After waiting nearly two years, Nauta’s certification was approved and last month he took off and landed a plane by himself.

“It was fairly surreal,” said Nauta, who took one quick loop around the Sarnia Chris Hadfield Airport before landing — where he was greeted by the flight centre team and a good old-fashioned water soaking.

“They were super celebratory about it — they’re the ones that taught me to be able to do all those things.”

Nauta plans to work towards his recreational licence, and has bigger dreams of attending the Royal Military College of Canada.

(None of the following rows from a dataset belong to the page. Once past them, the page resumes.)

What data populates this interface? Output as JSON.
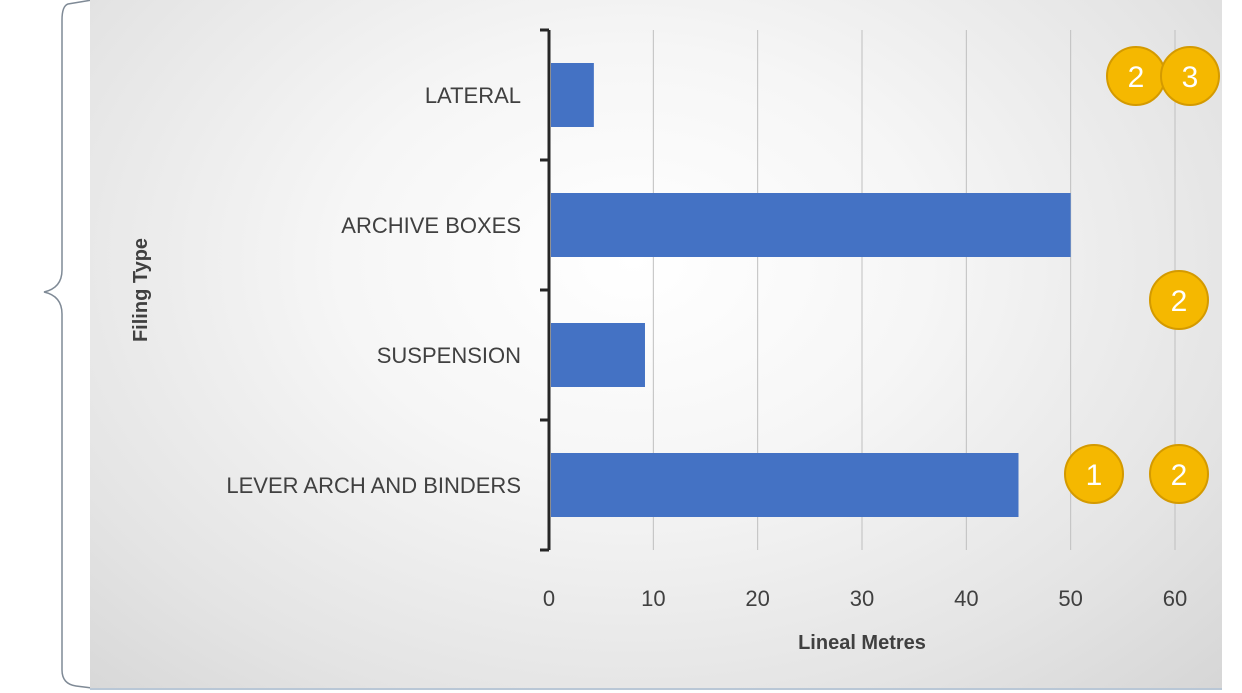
{
  "chart_data": {
    "type": "bar",
    "orientation": "horizontal",
    "categories": [
      "LEVER ARCH AND BINDERS",
      "SUSPENSION",
      "ARCHIVE BOXES",
      "LATERAL"
    ],
    "values": [
      45,
      9.2,
      50,
      4.3
    ],
    "xlabel": "Lineal Metres",
    "ylabel": "Filing Type",
    "xlim": [
      0,
      60
    ],
    "xticks": [
      0,
      10,
      20,
      30,
      40,
      50,
      60
    ],
    "grid": "vertical",
    "legend": "none",
    "bar_color": "#4472c4"
  },
  "badges": [
    {
      "row": "LATERAL",
      "labels": [
        "2",
        "3"
      ]
    },
    {
      "row": "between ARCHIVE BOXES and SUSPENSION",
      "labels": [
        "2"
      ]
    },
    {
      "row": "LEVER ARCH AND BINDERS",
      "labels": [
        "1",
        "2"
      ]
    }
  ],
  "colors": {
    "bar": "#4472c4",
    "badge_fill": "#f5b800",
    "badge_stroke": "#d49a00",
    "grid": "#bfbfbf",
    "axis": "#262626",
    "text": "#404040"
  }
}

Last summer, he met Col. Chris Hadfield when he visited the flight centre, but was a little too star-struck to mention his own achievements.

“I don’t know,” Nauta said modestly. “He meets so many people in a day, and there was a huge lineup.”

“He was speechless,” added Lisa Nauta, who recently moved from Sarnia to Petrolia.

Dennis Ryan of the Huron Flight Centre said only a handful of teens have obtained a solo licence over the years.

“It's a lot of work to get there,” he said. “A lot of grown ups will quit before the solo, because it’s too much.”

These days, it’s Nauta’s mom who’s beaming up at the sky.

“It’s just amazing to be able to watch him fly the aircraft — with that level of responsibility — it’s so surreal,” she said.

When he turns 16, and with a recreational licence, Nauta will be able to bring a passenger along.

“I’ll have to drive him to the airport,” she said, “but he can fly his date out to Thunder Bay for lunch.”